Tuesday, August 1, 2017

Pranab Chakraborty's blog post -- 3 Common Myths Around Machine Learning

This blog post Pranab Chakraborty's  blog post -- 3 Common Myths Around Machine Learning

The article leads off with a Bill Gates quote:

"A breakthrough in machine learning would be worth 10 Microsofts"

The article lays out the premise here:

"The resurrection of AI in recent years can be attributed to significant developments in machine learning systems, especially in one of its sub-field called – deep learning. Machine learning impartscomputers the ability to learn without being explicitly programmed”. Deep learning is a class of machine learning algorithms that use deep artificial neural networks with multiple hidden layers.
While evolution in machine learning drives the current AI boom, the hype has caused certain misconceptions around the capabilities of these systems. Some of these misconceptions have risen to the level of myths."

I won't spoil the punch line by listing all three here, but the author does make important distinctions between today's reinforcement learning and how a baby learns to walk.
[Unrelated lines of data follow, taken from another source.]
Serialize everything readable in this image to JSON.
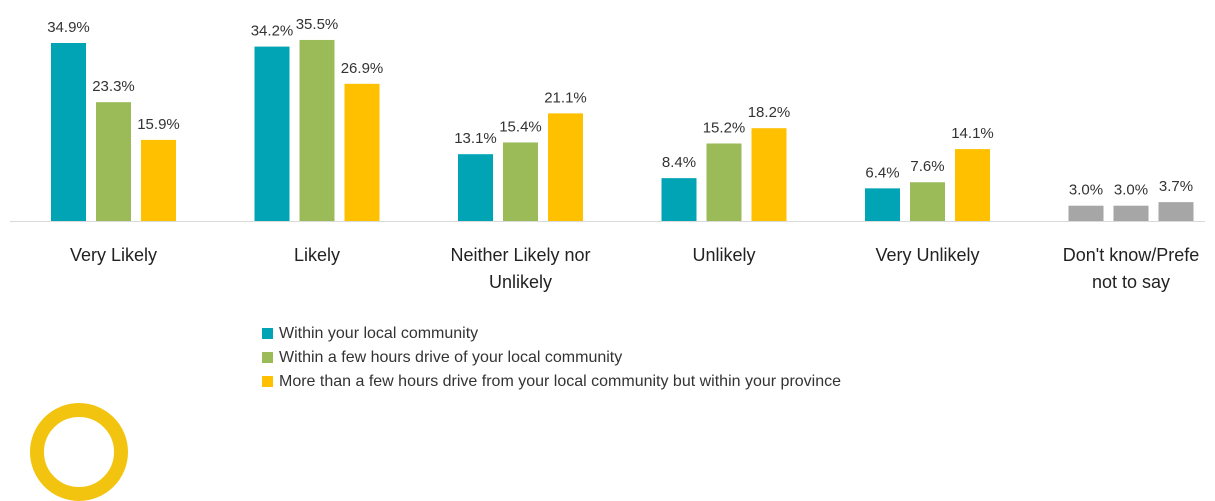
{
  "chart_data": {
    "type": "bar",
    "categories": [
      "Very Likely",
      "Likely",
      "Neither Likely nor Unlikely",
      "Unlikely",
      "Very Unlikely",
      "Don't know/Prefer not to say"
    ],
    "category_lines": [
      [
        "Very Likely"
      ],
      [
        "Likely"
      ],
      [
        "Neither Likely nor",
        "Unlikely"
      ],
      [
        "Unlikely"
      ],
      [
        "Very Unlikely"
      ],
      [
        "Don't know/Prefe",
        "not to say"
      ]
    ],
    "series": [
      {
        "name": "Within your local community",
        "color": "#00a4b4",
        "values": [
          34.9,
          34.2,
          13.1,
          8.4,
          6.4,
          3.0
        ]
      },
      {
        "name": "Within a few hours drive of your local community",
        "color": "#9bbb59",
        "values": [
          23.3,
          35.5,
          15.4,
          15.2,
          7.6,
          3.0
        ]
      },
      {
        "name": "More than a few hours drive from your local community but within your province",
        "color": "#ffc000",
        "values": [
          15.9,
          26.9,
          21.1,
          18.2,
          14.1,
          3.7
        ]
      }
    ],
    "other_color": "#a6a6a6",
    "value_labels": [
      [
        "34.9%",
        "23.3%",
        "15.9%"
      ],
      [
        "34.2%",
        "35.5%",
        "26.9%"
      ],
      [
        "13.1%",
        "15.4%",
        "21.1%"
      ],
      [
        "8.4%",
        "15.2%",
        "18.2%"
      ],
      [
        "6.4%",
        "7.6%",
        "14.1%"
      ],
      [
        "3.0%",
        "3.0%",
        "3.7%"
      ]
    ],
    "ylim": [
      0,
      36
    ],
    "grid": false,
    "legend_position": "bottom"
  },
  "legend": {
    "items": [
      {
        "label": "Within your local community",
        "color": "#00a4b4"
      },
      {
        "label": "Within a few hours drive of your local community",
        "color": "#9bbb59"
      },
      {
        "label": "More than a few hours drive from your local community but within your province",
        "color": "#ffc000"
      }
    ]
  }
}
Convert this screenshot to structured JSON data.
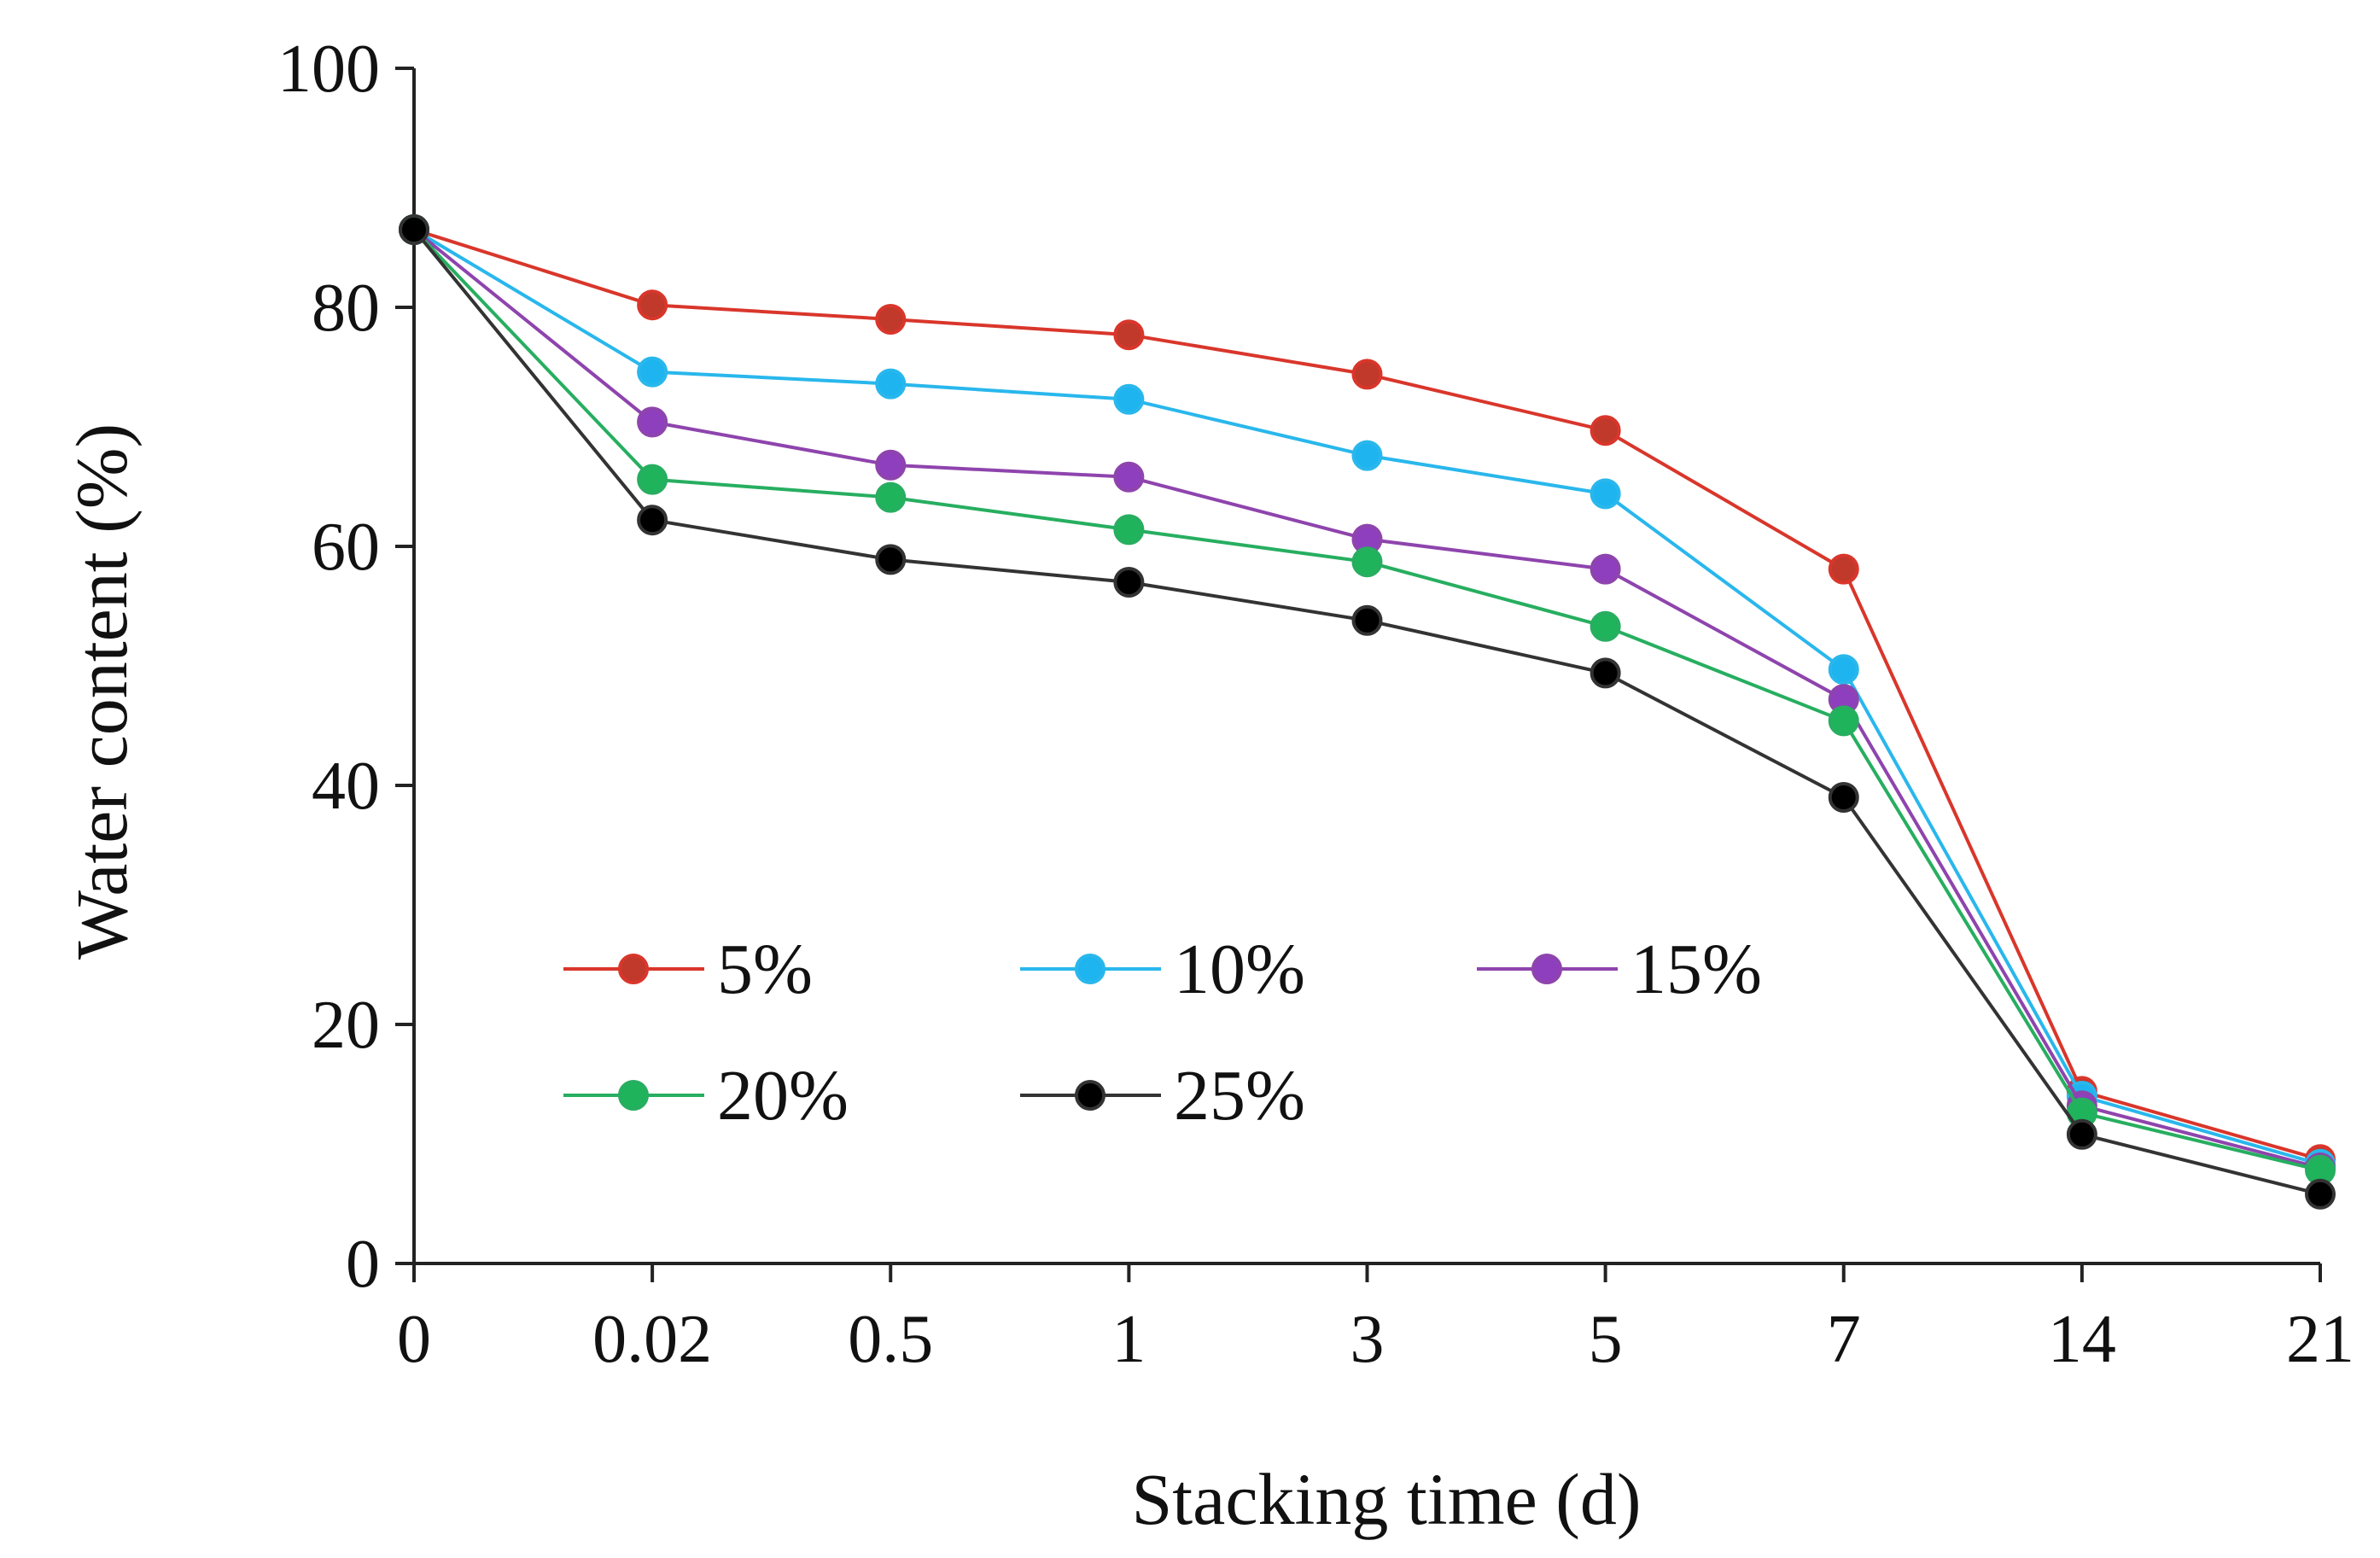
{
  "chart_data": {
    "type": "line",
    "title": "",
    "xlabel": "Stacking time (d)",
    "ylabel": "Water content (%)",
    "categories": [
      "0",
      "0.02",
      "0.5",
      "1",
      "3",
      "5",
      "7",
      "14",
      "21"
    ],
    "ylim": [
      0,
      100
    ],
    "yticks": [
      0,
      20,
      40,
      60,
      80,
      100
    ],
    "grid": false,
    "legend_position": "lower-left",
    "series": [
      {
        "name": "5%",
        "color": "#d9362b",
        "marker_color": "#c0392b",
        "values": [
          86.5,
          80.2,
          79.0,
          77.7,
          74.4,
          69.7,
          58.1,
          14.4,
          8.7
        ]
      },
      {
        "name": "10%",
        "color": "#29b7ec",
        "marker_color": "#1eb4ef",
        "values": [
          86.5,
          74.6,
          73.6,
          72.3,
          67.6,
          64.4,
          49.7,
          14.0,
          8.3
        ]
      },
      {
        "name": "15%",
        "color": "#8e44ad",
        "marker_color": "#8e3fbd",
        "values": [
          86.5,
          70.4,
          66.8,
          65.8,
          60.6,
          58.1,
          47.2,
          13.2,
          8.0
        ]
      },
      {
        "name": "20%",
        "color": "#27ae60",
        "marker_color": "#1fb35c",
        "values": [
          86.5,
          65.6,
          64.1,
          61.4,
          58.7,
          53.3,
          45.4,
          12.6,
          7.8
        ]
      },
      {
        "name": "25%",
        "color": "#333333",
        "marker_color": "#000000",
        "values": [
          86.5,
          62.2,
          58.9,
          57.0,
          53.8,
          49.4,
          39.0,
          10.8,
          5.8
        ]
      }
    ]
  }
}
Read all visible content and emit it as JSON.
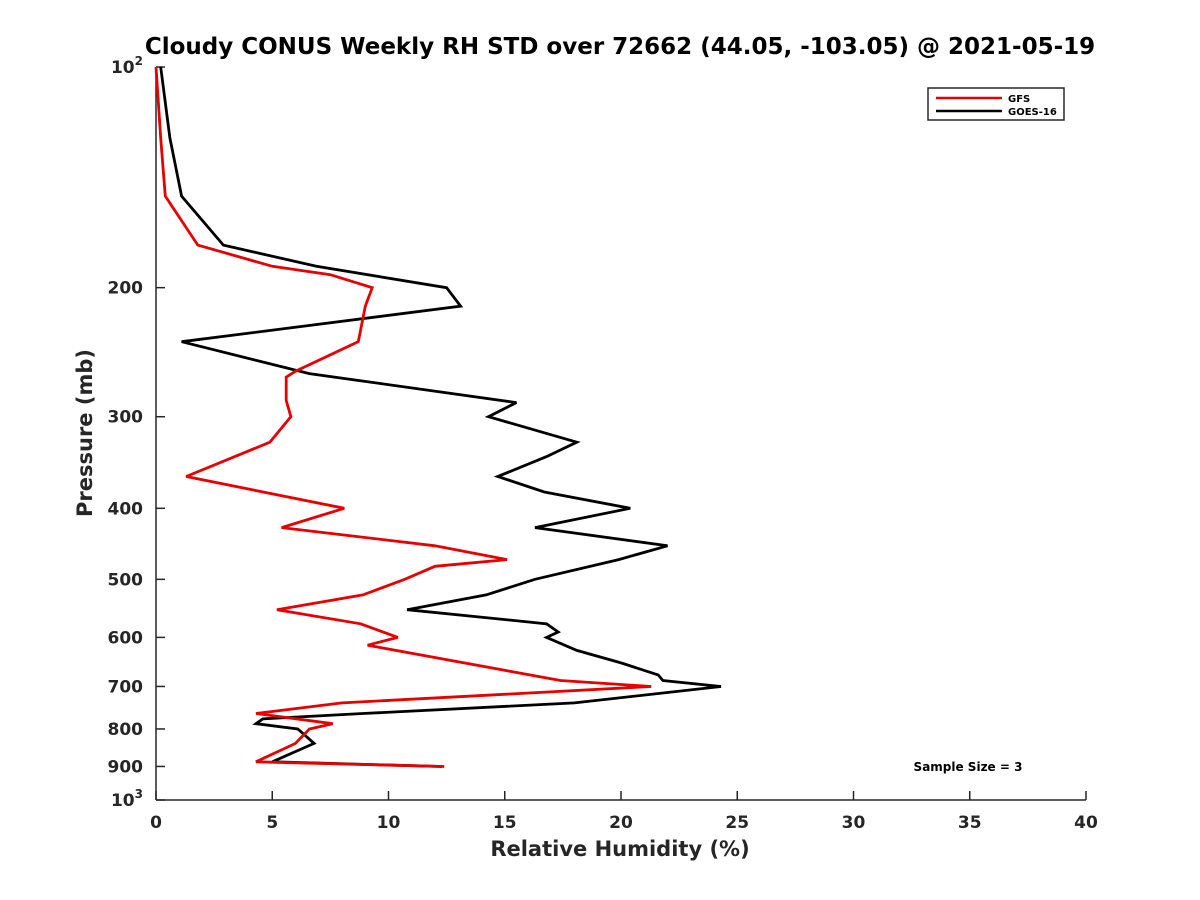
{
  "chart_data": {
    "type": "line",
    "title": "Cloudy CONUS Weekly RH STD over 72662 (44.05, -103.05) @ 2021-05-19",
    "xlabel": "Relative Humidity (%)",
    "ylabel": "Pressure (mb)",
    "xlim": [
      0,
      40
    ],
    "ylim": [
      100,
      1000
    ],
    "yscale": "log",
    "y_reversed": true,
    "x_ticks": [
      0,
      5,
      10,
      15,
      20,
      25,
      30,
      35,
      40
    ],
    "x_tick_labels": [
      "0",
      "5",
      "10",
      "15",
      "20",
      "25",
      "30",
      "35",
      "40"
    ],
    "y_ticks": [
      100,
      200,
      300,
      400,
      500,
      600,
      700,
      800,
      900,
      1000
    ],
    "y_tick_labels": [
      {
        "base": "10",
        "exp": "2"
      },
      {
        "base": "200",
        "exp": ""
      },
      {
        "base": "300",
        "exp": ""
      },
      {
        "base": "400",
        "exp": ""
      },
      {
        "base": "500",
        "exp": ""
      },
      {
        "base": "600",
        "exp": ""
      },
      {
        "base": "700",
        "exp": ""
      },
      {
        "base": "800",
        "exp": ""
      },
      {
        "base": "900",
        "exp": ""
      },
      {
        "base": "10",
        "exp": "3"
      }
    ],
    "grid": false,
    "legend_position": "top-right",
    "annotation": "Sample Size = 3",
    "series": [
      {
        "name": "GFS",
        "color": "#e60000",
        "points": [
          [
            0,
            100
          ],
          [
            0.2,
            125
          ],
          [
            0.4,
            150
          ],
          [
            1.8,
            175
          ],
          [
            5.0,
            187
          ],
          [
            7.5,
            192
          ],
          [
            9.3,
            200
          ],
          [
            9.0,
            212
          ],
          [
            8.7,
            237
          ],
          [
            6.0,
            260
          ],
          [
            5.6,
            265
          ],
          [
            5.6,
            285
          ],
          [
            5.8,
            300
          ],
          [
            4.9,
            325
          ],
          [
            1.3,
            362
          ],
          [
            8.1,
            400
          ],
          [
            5.4,
            425
          ],
          [
            12.0,
            450
          ],
          [
            15.1,
            470
          ],
          [
            12.0,
            480
          ],
          [
            10.7,
            500
          ],
          [
            8.9,
            525
          ],
          [
            5.2,
            550
          ],
          [
            8.8,
            575
          ],
          [
            10.4,
            600
          ],
          [
            9.1,
            615
          ],
          [
            17.4,
            687
          ],
          [
            21.3,
            700
          ],
          [
            8.0,
            737
          ],
          [
            4.3,
            762
          ],
          [
            7.6,
            787
          ],
          [
            6.6,
            800
          ],
          [
            6.0,
            837
          ],
          [
            4.3,
            887
          ],
          [
            12.4,
            900
          ]
        ]
      },
      {
        "name": "GOES-16",
        "color": "#000000",
        "points": [
          [
            0.2,
            100
          ],
          [
            0.6,
            125
          ],
          [
            1.1,
            150
          ],
          [
            2.9,
            175
          ],
          [
            6.9,
            187
          ],
          [
            12.5,
            200
          ],
          [
            13.1,
            212
          ],
          [
            1.1,
            237
          ],
          [
            6.6,
            262
          ],
          [
            15.5,
            287
          ],
          [
            14.3,
            300
          ],
          [
            18.1,
            325
          ],
          [
            16.8,
            340
          ],
          [
            14.7,
            362
          ],
          [
            16.7,
            380
          ],
          [
            20.4,
            400
          ],
          [
            16.3,
            425
          ],
          [
            22.0,
            450
          ],
          [
            19.9,
            470
          ],
          [
            16.3,
            500
          ],
          [
            14.2,
            525
          ],
          [
            10.8,
            550
          ],
          [
            16.8,
            575
          ],
          [
            17.3,
            590
          ],
          [
            16.8,
            600
          ],
          [
            18.1,
            625
          ],
          [
            20.0,
            650
          ],
          [
            21.6,
            675
          ],
          [
            21.8,
            687
          ],
          [
            24.3,
            700
          ],
          [
            18.0,
            737
          ],
          [
            8.9,
            762
          ],
          [
            4.6,
            775
          ],
          [
            4.3,
            787
          ],
          [
            6.1,
            800
          ],
          [
            6.8,
            837
          ],
          [
            5.0,
            887
          ],
          [
            12.3,
            900
          ]
        ]
      }
    ]
  }
}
"If we compare the learning process of a machine with that of a child, it becomes evident that machine learning is still in its infancy. For example, a baby doesn’t need to watch millions of other humans before it learns how to walk. She sets her own goal of walking, observes other humans around, intuitively creates her own learning strategy and refines that through trial and error until she succeeds. Without any outside intervention or guidance, a baby displays curiosity to learn and successfully walks, talks and understands others. Machines on the other hand requires guidance and support at each step of learning.

Moreover, a child easily combines inputs received through multiple sense organs to make the process of learning holistic and efficient. In one article, Dave Gershgorn indicates that “AI research has typically treated the ability to recognize images, identify noises, and understand text as three different problems, and built algorithms suited to each individual task.” Researchers from MIT and Google have published papers explaining the first steps on how a machine can be guided to synthesize and integrate inputs from multiple channels (sound, sight and text) to understand the world better."

I am excited about machine learning, but I am cautiously excited as I know at the end of the day it is still 1s and 0s running on hardware someplace and I remember the multiple AI winters going back to the AI Ambassadors in the 1980s at Sun Microsystems.